By Dr. Dennis Lucas –
Did you know that your oral health is connected to many other health conditions beyond your mouth? Your mouth is a window to your body’s overall health.
Sometimes the first sign of a disease shows up in your mouth. In other cases, infections in your mouth, such as periodontal (gum) disease, can cause problems in other areas of your body.
An estimated 80 percent of American adults currently have some form of periodontal disease. Periodontal diseases range from simple gum inflammation to serious diseases that result in major damage to the soft tissue and bone that support the teeth. In worst cases, teeth are lost.
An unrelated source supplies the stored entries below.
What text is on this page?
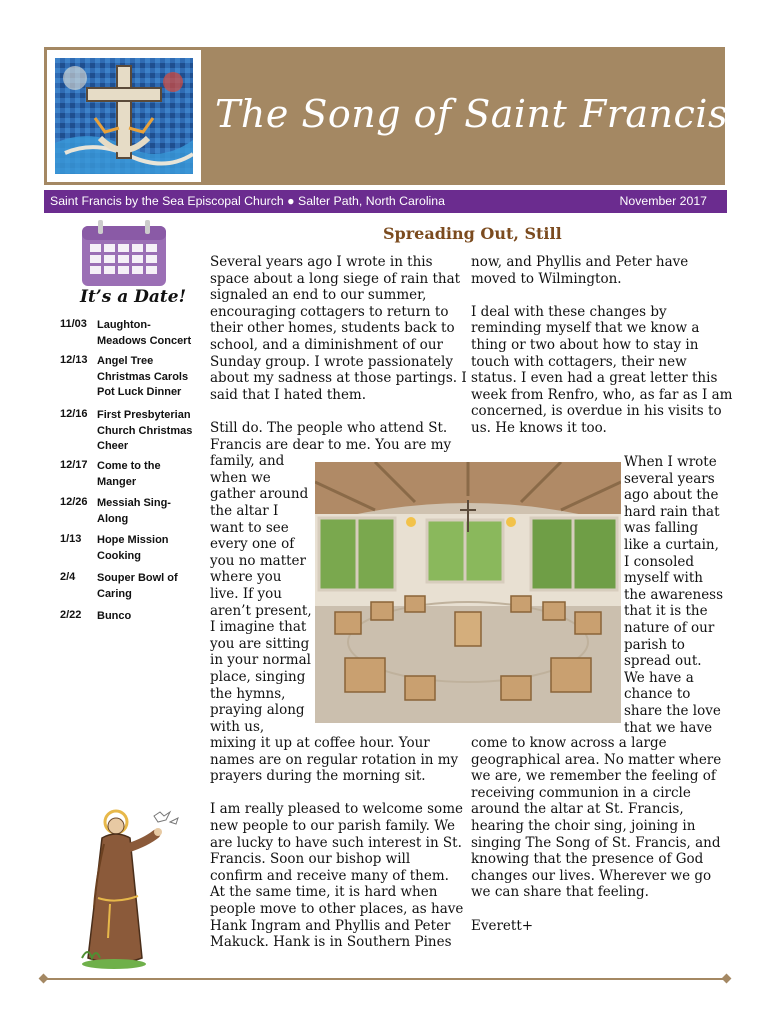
The Song of Saint Francis
Saint Francis by the Sea Episcopal Church ● Salter Path, North Carolina	November 2017
It’s a Date!
11/03 Laughton-
Meadows Concert
12/13 Angel Tree
Christmas Carols
Pot Luck Dinner
12/16 First Presbyterian
Church Christmas
Cheer
12/17 Come to the
Manger
12/26 Messiah Sing-
Along
1/13	Hope Mission
Cooking
2/4	Souper Bowl of
Caring
2/22	Bunco
Spreading Out, Still
Several years ago I wrote in this
space about a long siege of rain that
signaled an end to our summer,
encouraging cottagers to return to
their other homes, students back to
school, and a diminishment of our
Sunday group. I wrote passionately
about my sadness at those partings. I
said that I hated them.
Still do. The people who attend St.
Francis are dear to me. You are my
family, and
when we
gather around
the altar I
want to see
every one of
you no matter
where you
live. If you
aren’t present,
I imagine that
you are sitting
in your normal
place, singing
the hymns,
praying along
with us,
mixing it up at coffee hour. Your
names are on regular rotation in my
prayers during the morning sit.
I am really pleased to welcome some
new people to our parish family. We
are lucky to have such interest in St.
Francis. Soon our bishop will
confirm and receive many of them.
At the same time, it is hard when
people move to other places, as have
Hank Ingram and Phyllis and Peter
Makuck. Hank is in Southern Pines
now, and Phyllis and Peter have
moved to Wilmington.
I deal with these changes by
reminding myself that we know a
thing or two about how to stay in
touch with cottagers, their new
status. I even had a great letter this
week from Renfro, who, as far as I am
concerned, is overdue in his visits to
us. He knows it too.
When I wrote
several years
ago about the
hard rain that
was falling
like a curtain,
I consoled
myself with
the awareness
that it is the
nature of our
parish to
spread out.
We have a
chance to
share the love
that we have
come to know across a large
geographical area. No matter where
we are, we remember the feeling of
receiving communion in a circle
around the altar at St. Francis,
hearing the choir sing, joining in
singing The Song of St. Francis, and
knowing that the presence of God
changes our lives. Wherever we go
we can share that feeling.
Everett+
The Mouth – Body Connection
Your mouth is normally teeming with bacteria. Usually you can keep these bacteria under control with good oral healthcare such as daily brushing, flossing, and your routine dental visits. When your gums are healthy, bacteria in your mouth usually don’t enter your bloodstream. However, gum disease may provide bacteria a port of entry into your bloodstream.
Periodontal diseases are inflammatory conditions that were once thought to have affected the mouth alone. Emerging evidence has changed this view and now suggests that periodontal disease may play a role in numerous conditions that impact systemic (general) health and well being.
Diseases That May Be Linked to Oral Health
The signs and symptoms of many potentially life-threatening diseases appear in the mouth first. Here’s a look at some of the diseases and conditions that may be linked to oral health:
- Cardiovascular disease
- Pregnancy and birth
Research has shown, and experts agree, that there is an association between periodontal diseases and other chronic inflammatory conditions. Therefore, treating inflammation may not only help manage periodontal diseases but may also help with with the management of other chronic inflammatory conditions.
Have a family member with periodontal disease? Research suggests that the bacteria that cause periodontal disease can pass through saliva. This means the common contact of saliva in families puts children and couples at risk for contracting periodontal disease of another family member.
It is important that patients diagnosed with periodontal disease work with their dentists and hygienist to manage and control this serious bacterial infection.
Healthy Mouth… Healthy Body
Dental hygiene along with living a healthy lifestyle requires making good choices. Pairing a few well-known, healthy-lifestyle habits with your daily oral health regimen may also help reduce your risk for periodontal disease.
Eat and Drink Up
Eating a balanced diet leads to proper nutrition and helps keep the body running effectively. Studies have also shown that certain foods can promote teeth and gum health. Foods containing omega-3, calcium, Vitamin D and even honey have all been shown to reduce the incidence of severity of periodontal disease.
Hit the Gym
Researchers found that subjects who maintained a healthy weight and had high levels of physical fitness had a lower incidence of severe periodontitis then those that did not exercise.
We all know that stress can lead to a variety of health complications. The body releases cortisol when it is experiencing stress. Cortisol can intensify the destruction of the gums and bone due to periodontal disease.
Kick the Habit
Smoking is not only a leading cause of respiratory and cardiovascular disease in the United States, it is also a major risk factor for periodontal disease.
Here are Some Simple Ways to Combat Periodontal Disease:
Brush & Floss Daily
Take your time and do it right! Electric toothbrushes are best, and the sound wave activity of the Sonicare bursts bacteria cells!
Use an Anti-Bacterial Mouthwash
It helps to disinfect the teeth and gums, and reduces the number of bacteria.
Straighten Your Teeth
Crowded teeth are nearly impossible to keep clean and floss. Orthodontic treatment can greatly reduce inflammation and periodontal disease. Invisalign is often a simple way to accomplish this.
Routine Dental Visits
Professional cleanings and checkups make you feel good, look good, and could be a lifesaver!
An Investment in Your Overall Health
If you didn’t already have enough reasons to take good care of your mouth, teeth and gums, the relationship between your oral health and your overall health provides even more. Resolve to practice good oral hygiene every day.
You’re making an investment in your overall health, not just for now, but for the future, too!